Además de las preocupaciones de la comunidad, han surgido desafíos legales. El abogado de varios inversores locales, el Sr. Obiora Edward, reveló que sus clientes, Cyril Nwachukwu, Nkechi Nwachukwu y Emeka Nwachukwu, habían iniciado una demanda contra el gobierno por la presunta incautación de sus propiedades. El caso, numerado HOS/168/2025, sigue sin resolverse en la corte, y a ambas partes se les ha notificado. Edward explicó que sus clientes, que son nativos de la zona, habían adquirido legalmente la tierra con fines de desarrollo. A pesar de los repetidos intentos de comunicarse con el gobierno, no se recibió respuesta, lo que provocó la acción legal.
Los inversores argumentan que si el gobierno tiene la intención de reclamar la tierra, se deben seguir los procedimientos de notificación y compensación adecuados según las leyes pertinentes. Sostienen que su título legal es indiscutible y que cualquier desarrollo debe implicar negociaciones transparentes en lugar de decisiones unilaterales. A medida que las tensiones aumentan, la situación subraya problemas más amplios relacionados con la tenencia de la tierra y la gobernanza en las áreas rurales.

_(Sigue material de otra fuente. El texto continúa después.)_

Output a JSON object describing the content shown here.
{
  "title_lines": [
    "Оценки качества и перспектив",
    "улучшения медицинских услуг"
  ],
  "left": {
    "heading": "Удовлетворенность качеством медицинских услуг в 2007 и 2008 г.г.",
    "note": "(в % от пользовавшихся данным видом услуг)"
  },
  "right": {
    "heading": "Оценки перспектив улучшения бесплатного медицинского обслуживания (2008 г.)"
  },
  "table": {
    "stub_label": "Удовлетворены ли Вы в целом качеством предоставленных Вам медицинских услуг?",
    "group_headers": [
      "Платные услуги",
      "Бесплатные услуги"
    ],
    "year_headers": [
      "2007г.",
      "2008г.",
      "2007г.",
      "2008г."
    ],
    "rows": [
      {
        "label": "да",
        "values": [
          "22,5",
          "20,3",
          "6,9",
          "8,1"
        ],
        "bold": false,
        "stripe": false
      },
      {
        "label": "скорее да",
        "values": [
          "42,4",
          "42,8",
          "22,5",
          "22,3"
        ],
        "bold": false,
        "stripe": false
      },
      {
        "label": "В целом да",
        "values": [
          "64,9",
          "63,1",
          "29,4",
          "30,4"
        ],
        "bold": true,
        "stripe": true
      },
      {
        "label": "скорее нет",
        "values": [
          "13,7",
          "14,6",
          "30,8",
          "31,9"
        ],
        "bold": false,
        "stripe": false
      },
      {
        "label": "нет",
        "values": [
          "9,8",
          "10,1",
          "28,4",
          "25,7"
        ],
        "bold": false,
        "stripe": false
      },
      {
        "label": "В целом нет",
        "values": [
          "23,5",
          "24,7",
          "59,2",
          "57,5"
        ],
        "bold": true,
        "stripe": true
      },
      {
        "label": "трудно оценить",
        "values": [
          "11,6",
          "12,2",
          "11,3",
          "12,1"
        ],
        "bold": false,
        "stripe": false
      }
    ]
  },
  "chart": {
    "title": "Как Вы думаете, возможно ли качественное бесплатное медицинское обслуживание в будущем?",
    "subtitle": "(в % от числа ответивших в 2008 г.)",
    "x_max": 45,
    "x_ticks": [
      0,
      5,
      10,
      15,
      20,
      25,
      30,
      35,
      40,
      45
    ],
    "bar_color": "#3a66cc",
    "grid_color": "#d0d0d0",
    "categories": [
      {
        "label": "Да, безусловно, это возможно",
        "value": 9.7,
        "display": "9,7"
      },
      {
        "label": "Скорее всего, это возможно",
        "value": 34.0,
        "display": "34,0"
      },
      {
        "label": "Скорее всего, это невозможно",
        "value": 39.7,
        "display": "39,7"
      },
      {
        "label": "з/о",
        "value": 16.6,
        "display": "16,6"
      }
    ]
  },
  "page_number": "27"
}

Con múltiples partes interesadas, comunidades, inversores y el gobierno estatal involucrados, la resolución probablemente dependerá de la claridad legal y la voluntad de participar en procesos de toma de decisiones inclusivos. El resultado del caso judicial en curso podría desempeñar un papel fundamental en la determinación del destino de la tierra en disputa y establecer un precedente para futuros conflictos.